Dizinin sonradan televizyon versiyonu da yapıldı ama sesli hâlindeki çekicilik kaybolmuştu. Aynı aktörleri aynı dizinin televizyondaki haliyle görmek o sihirli tesiri uyandırmadı bende, hayal kırıklığı oldu.

Müşfik Kenter, benim kuşağım için önce bir sesti; bu ses, sahibinin olgun, dengeli ve mutedil bir karakter taşıdığını imâ ederdi. Onu önce geçenlerde rahmetli olan Metin Erksan'ın "Sevmek Zamanı" adlı filminde görmüştüm. Bütün sinema otoritelerinin övmekte sözbirliği ettiği bu meşhur filmi ilk seyrettiğimde pek bir şey anlamamıştım; birkaç yıl önce, "O zaman çocuktum, bir şey anlamamış olmak tabiidir; şimdi büyüdüm, bir daha seyredeyim bakayım ne olacak?" diye yeniden seyrettim; baktım, hâlâ çocuğum! Yine bir şey anlamıyorum; daha doğrusu mesajını anlıyorum da bu mesajın sinema diline dönüşmüş şekli bana heyecan vermiyor.
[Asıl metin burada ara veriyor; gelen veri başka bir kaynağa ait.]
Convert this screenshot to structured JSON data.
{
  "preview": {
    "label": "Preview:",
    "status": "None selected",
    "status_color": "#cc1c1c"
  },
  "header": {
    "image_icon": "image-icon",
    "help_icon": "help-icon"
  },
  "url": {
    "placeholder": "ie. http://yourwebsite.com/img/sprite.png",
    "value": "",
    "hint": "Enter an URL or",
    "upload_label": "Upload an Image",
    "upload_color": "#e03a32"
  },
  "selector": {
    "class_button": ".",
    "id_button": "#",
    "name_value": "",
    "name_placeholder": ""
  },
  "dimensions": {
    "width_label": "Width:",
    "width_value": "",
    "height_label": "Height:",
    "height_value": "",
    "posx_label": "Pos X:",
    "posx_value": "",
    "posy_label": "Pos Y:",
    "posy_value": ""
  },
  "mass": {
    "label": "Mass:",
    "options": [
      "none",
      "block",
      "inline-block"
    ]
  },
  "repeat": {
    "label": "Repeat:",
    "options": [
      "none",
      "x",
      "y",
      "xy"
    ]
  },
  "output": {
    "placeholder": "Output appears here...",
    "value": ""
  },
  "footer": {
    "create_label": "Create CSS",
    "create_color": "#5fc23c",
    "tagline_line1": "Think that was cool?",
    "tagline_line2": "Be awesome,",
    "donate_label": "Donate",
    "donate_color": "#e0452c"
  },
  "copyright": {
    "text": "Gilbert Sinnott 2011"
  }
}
Ses demiştik ya; sahibinin fiziki görünüşü hakkında hiçbir fikir sahibi olmaksızın o sese bir karakter giydirmek heyecan verici bir şeydir; Müşfik Kenter sesiyle karakteri arasında kıyas yaparken insanı yanıltmayan insanlardan biriydi. Allah rahmet eylesin. Geçenlerde vefat etti ve hepimizin gideceği yere gitti. Ailesine ve sevenlerine başsağlığı diliyorum.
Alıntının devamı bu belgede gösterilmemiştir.